Je salue toutefois votre proposition, et si vous souhaitez approfondir le sujet, sachez que vous pouvez compter sur moi !

M. le président. Quel est l’avis du Gouvernement ?

M. Jean-Marie Le Guen, secrétaire d’État. Pour ma part, je n’ai pas cette ambition ! Je me contenterai donc, fort modestement, d’émettre le même avis que le rapporteur. (Sourires.)

M. Philippe Noguès. Puis-je répondre, monsieur le président ?

M. le président. Monsieur Noguès, j’ai laissé jusqu’à présent chacun s’exprimer, mais, vu l’heure, il serait bon de respecter la procédure. Je vous donnerai la parole pour présenter l’amendement suivant.

(L’amendement n39 n’est pas adopté.)

M. le président. La parole est à M. Philippe Noguès, pour soutenir l’amendement n42.

M. Philippe Noguès. Il s’agit d’un amendement que je dépose régulièrement.

Les sociétés par actions simplifiées – les SAS – ne sont pas considérées comme des sociétés comme les autres, puisqu’elles ne sont soumises à aucune obligation de reporting extra-financier. C’est le résultat de transactions opaques engagées au moment de l’élaboration du projet de loi « Grenelle II ».

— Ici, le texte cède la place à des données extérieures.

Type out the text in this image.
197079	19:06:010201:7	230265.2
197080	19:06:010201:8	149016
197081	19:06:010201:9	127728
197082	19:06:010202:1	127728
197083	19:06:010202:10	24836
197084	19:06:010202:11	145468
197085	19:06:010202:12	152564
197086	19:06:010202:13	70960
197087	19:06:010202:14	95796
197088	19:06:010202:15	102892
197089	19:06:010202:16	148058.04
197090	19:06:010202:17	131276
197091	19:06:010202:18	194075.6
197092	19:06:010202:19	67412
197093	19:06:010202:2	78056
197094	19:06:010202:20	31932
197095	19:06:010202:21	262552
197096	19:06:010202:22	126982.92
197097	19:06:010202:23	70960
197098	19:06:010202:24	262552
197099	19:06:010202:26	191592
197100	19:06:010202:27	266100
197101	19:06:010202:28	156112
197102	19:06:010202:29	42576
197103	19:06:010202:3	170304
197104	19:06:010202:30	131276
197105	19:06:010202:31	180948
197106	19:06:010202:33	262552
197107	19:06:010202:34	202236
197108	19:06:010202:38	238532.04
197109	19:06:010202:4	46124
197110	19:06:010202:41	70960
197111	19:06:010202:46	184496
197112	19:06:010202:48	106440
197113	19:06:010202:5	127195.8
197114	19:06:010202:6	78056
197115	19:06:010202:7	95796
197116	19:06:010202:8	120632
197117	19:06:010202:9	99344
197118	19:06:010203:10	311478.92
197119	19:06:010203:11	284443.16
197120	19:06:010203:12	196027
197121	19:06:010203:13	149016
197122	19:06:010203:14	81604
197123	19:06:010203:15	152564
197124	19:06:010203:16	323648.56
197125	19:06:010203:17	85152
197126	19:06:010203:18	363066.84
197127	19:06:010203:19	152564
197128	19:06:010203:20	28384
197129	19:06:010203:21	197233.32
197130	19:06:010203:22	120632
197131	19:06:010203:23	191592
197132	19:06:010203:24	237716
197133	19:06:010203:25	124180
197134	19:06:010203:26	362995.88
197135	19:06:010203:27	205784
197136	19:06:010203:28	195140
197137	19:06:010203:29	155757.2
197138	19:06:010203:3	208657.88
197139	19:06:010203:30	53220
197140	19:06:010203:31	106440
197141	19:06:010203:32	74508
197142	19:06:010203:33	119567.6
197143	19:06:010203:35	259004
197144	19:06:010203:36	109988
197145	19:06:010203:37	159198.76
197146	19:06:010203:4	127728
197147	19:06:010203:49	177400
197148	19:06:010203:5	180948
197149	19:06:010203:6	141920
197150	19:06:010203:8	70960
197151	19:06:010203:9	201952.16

Une modification a certes été apportée à la fin de l’année dernière à l’article L. 227-1 du code de commerce, de sorte que les SAS seront concernées par les dispositions de l’article L. 225-102-4. En revanche, elles resteront exclues du champ de l’article L. 225-102-1, qui comprend l’obligation de reporting extra-financier. Il convient de saisir cette occasion de faire des SAS des sociétés comme les autres.

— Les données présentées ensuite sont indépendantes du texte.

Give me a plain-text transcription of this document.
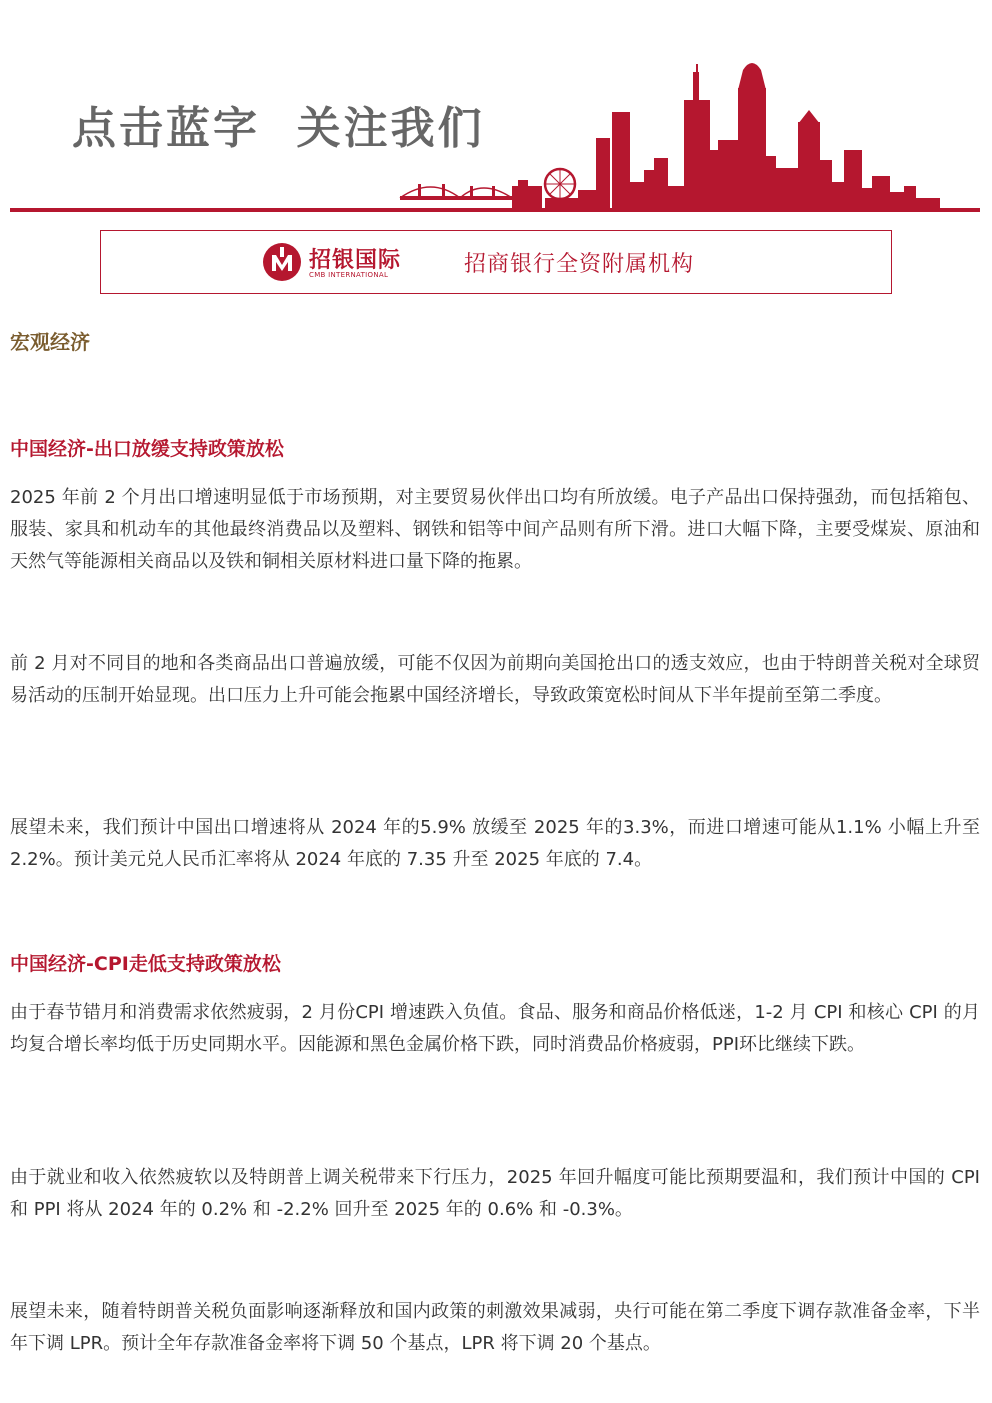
点击蓝字  关注我们
招银国际
CMB INTERNATIONAL	招商银行全资附属机构
宏观经济
中国经济-出口放缓支持政策放松
2025 年前 2 个月出口增速明显低于市场预期，对主要贸易伙伴出口均有所放缓。电子产品出口保持强劲，而包括箱包、服装、家具和机动车的其他最终消费品以及塑料、钢铁和铝等中间产品则有所下滑。进口大幅下降，主要受煤炭、原油和天然气等能源相关商品以及铁和铜相关原材料进口量下降的拖累。
前 2 月对不同目的地和各类商品出口普遍放缓，可能不仅因为前期向美国抢出口的透支效应，也由于特朗普关税对全球贸易活动的压制开始显现。出口压力上升可能会拖累中国经济增长，导致政策宽松时间从下半年提前至第二季度。
展望未来，我们预计中国出口增速将从 2024 年的5.9% 放缓至 2025 年的3.3%，而进口增速可能从1.1% 小幅上升至2.2%。预计美元兑人民币汇率将从 2024 年底的 7.35 升至 2025 年底的 7.4。
中国经济-CPI走低支持政策放松
由于春节错月和消费需求依然疲弱，2 月份CPI 增速跌入负值。食品、服务和商品价格低迷，1-2 月 CPI 和核心 CPI 的月均复合增长率均低于历史同期水平。因能源和黑色金属价格下跌，同时消费品价格疲弱，PPI环比继续下跌。
由于就业和收入依然疲软以及特朗普上调关税带来下行压力，2025 年回升幅度可能比预期要温和，我们预计中国的 CPI 和 PPI 将从 2024 年的 0.2% 和 -2.2% 回升至 2025 年的 0.6% 和 -0.3%。
展望未来，随着特朗普关税负面影响逐渐释放和国内政策的刺激效果减弱，央行可能在第二季度下调存款准备金率，下半年下调 LPR。预计全年存款准备金率将下调 50 个基点，LPR 将下调 20 个基点。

M. le président. Quel est l’avis de la commission ?

M. Dominique Potier, rapporteur. Nous proposons d’en rester à ce qui est inscrit dans le code de commerce. Toutefois, la question posée est intéressante, car les SAS ne sont pas toujours des microsociétés : il s’agit parfois de holdings financières.

À ce stade, je ne puis que préciser que les importateurs, qui peuvent constituer un puissant écran dans la chaîne des fournisseurs et des sous-traitants, seront concernés par la notion de « relation commerciale établie » et n’échapperont pas au champ d’application de la loi, et cela quelle que soit leur taille.

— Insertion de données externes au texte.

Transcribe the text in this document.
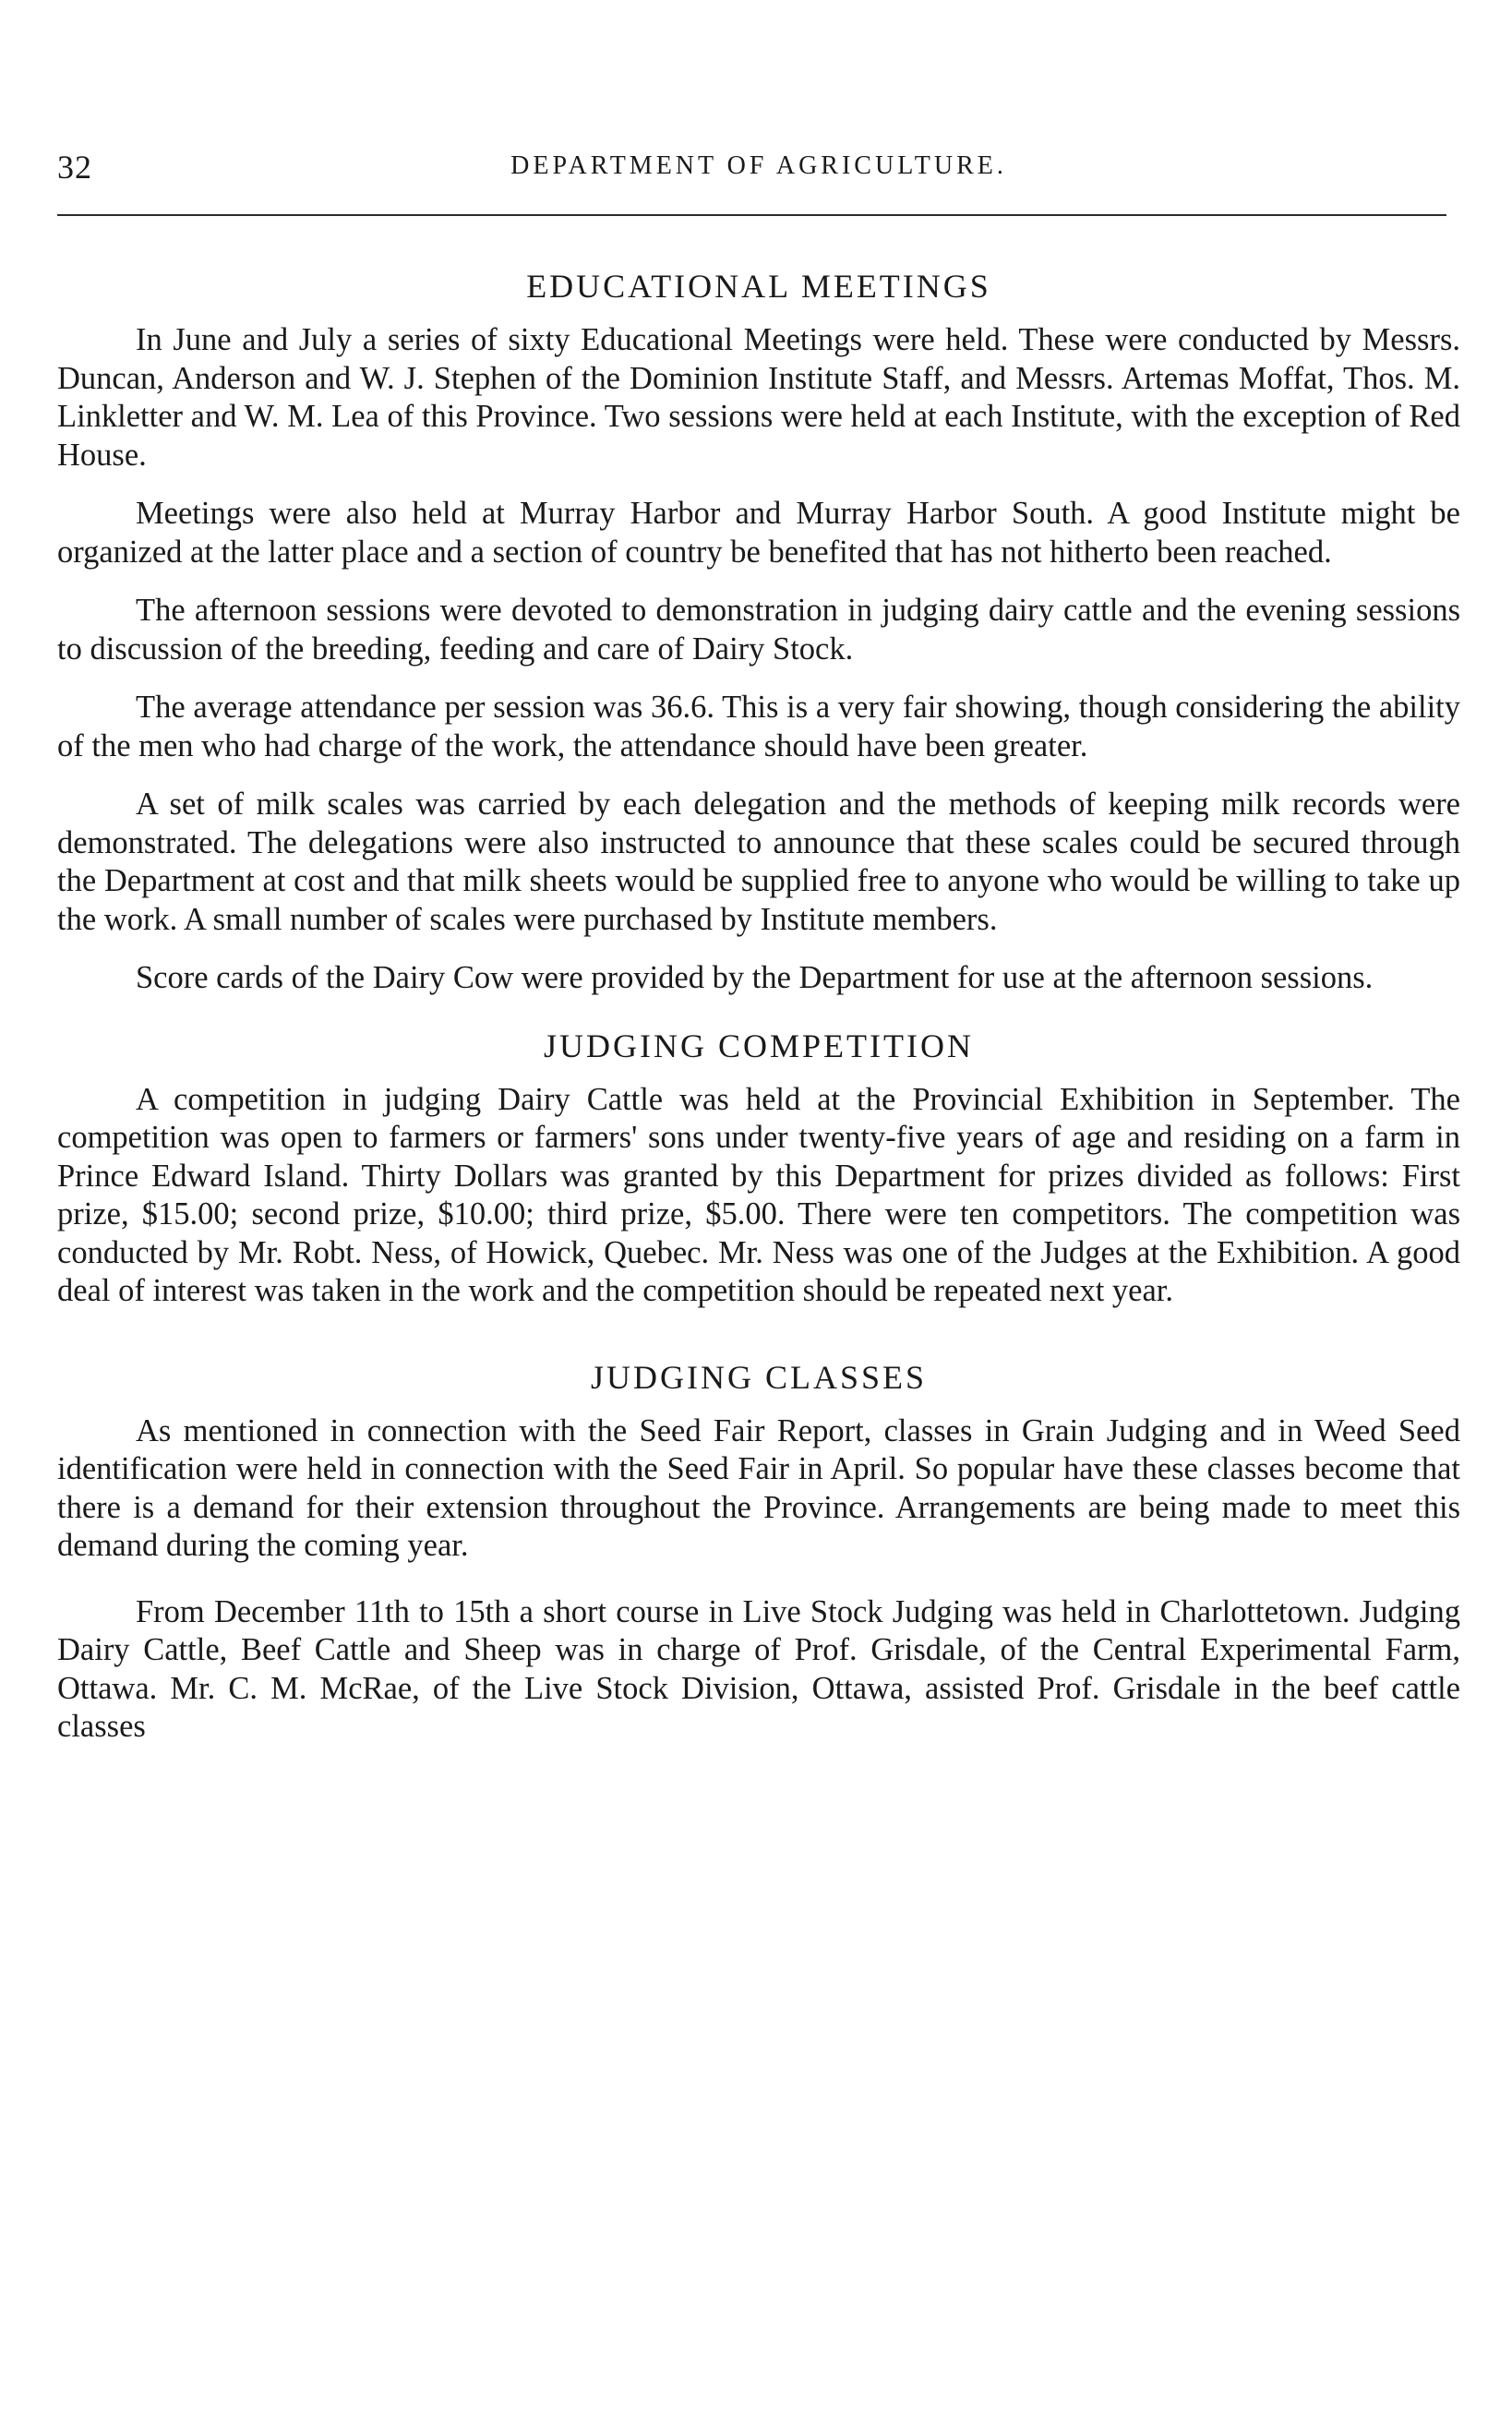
32	DEPARTMENT OF AGRICULTURE.
EDUCATIONAL MEETINGS

In June and July a series of sixty Educational Meetings were held. These were conducted by Messrs. Duncan, Anderson and W. J. Stephen of the Dominion Institute Staff, and Messrs. Artemas Moffat, Thos. M. Linkletter and W. M. Lea of this Province. Two sessions were held at each Institute, with the exception of Red House.

Meetings were also held at Murray Harbor and Murray Harbor South. A good Institute might be organized at the latter place and a section of country be benefited that has not hitherto been reached.

The afternoon sessions were devoted to demonstration in judging dairy cattle and the evening sessions to discussion of the breeding, feeding and care of Dairy Stock.

The average attendance per session was 36.6. This is a very fair showing, though considering the ability of the men who had charge of the work, the attendance should have been greater.

A set of milk scales was carried by each delegation and the methods of keeping milk records were demonstrated. The delegations were also instructed to announce that these scales could be secured through the Department at cost and that milk sheets would be supplied free to anyone who would be willing to take up the work. A small number of scales were purchased by Institute members.

Score cards of the Dairy Cow were provided by the Department for use at the afternoon sessions.

JUDGING COMPETITION

A competition in judging Dairy Cattle was held at the Provincial Exhibition in September. The competition was open to farmers or farmers' sons under twenty-five years of age and residing on a farm in Prince Edward Island. Thirty Dollars was granted by this Department for prizes divided as follows: First prize, $15.00; second prize, $10.00; third prize, $5.00. There were ten competitors. The competition was conducted by Mr. Robt. Ness, of Howick, Quebec. Mr. Ness was one of the Judges at the Exhibition. A good deal of interest was taken in the work and the competition should be repeated next year.

JUDGING CLASSES

As mentioned in connection with the Seed Fair Report, classes in Grain Judging and in Weed Seed identification were held in connection with the Seed Fair in April. So popular have these classes become that there is a demand for their extension throughout the Province. Arrangements are being made to meet this demand during the coming year.

From December 11th to 15th a short course in Live Stock Judging was held in Charlottetown. Judging Dairy Cattle, Beef Cattle and Sheep was in charge of Prof. Grisdale, of the Central Experimental Farm, Ottawa. Mr. C. M. McRae, of the Live Stock Division, Ottawa, assisted Prof. Grisdale in the beef cattle classes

Les holdings financières relèvent quant à elles d’autres procédures. Celles-ci sont appelées à être améliorées, mais le présent texte n’a pas vocation à accueillir, dans le cadre d’un article additionnel, une telle redéfinition des périmètres.

Je vous suggère donc de retirer l’amendement ; à défaut, j’y émettrais un avis défavorable.

M. le président. Quel est l’avis du Gouvernement ?

M. Jean-Marie Le Guen, secrétaire d’État. Même avis.

(L’amendement n42 n’est pas adopté.)

M. le président. La parole est à M. Philippe Noguès, pour soutenir l’amendement n58.

M. Philippe Noguès. Cet amendement tend à faire des syndicats des acteurs majeurs des dispositifs de vigilance ; toutefois, l’alinéa 8 de l’article 1er ayant été supprimé, je le défendrai brièvement.

Il s’agissait de faire en sorte que le plan de vigilance puisse être contrôlé par un expert désigné par le comité d’entreprise, ce qui ne sera pas le cas, puisque le code du travail dresse une liste fermée de cas pour lesquels le comité d’entreprise peut se faire assister d’un expert – et le plan de vigilance n’en fera pas partie.

M. le président. Est-ce à dire que vous retirez l’amendement, monsieur Noguès ?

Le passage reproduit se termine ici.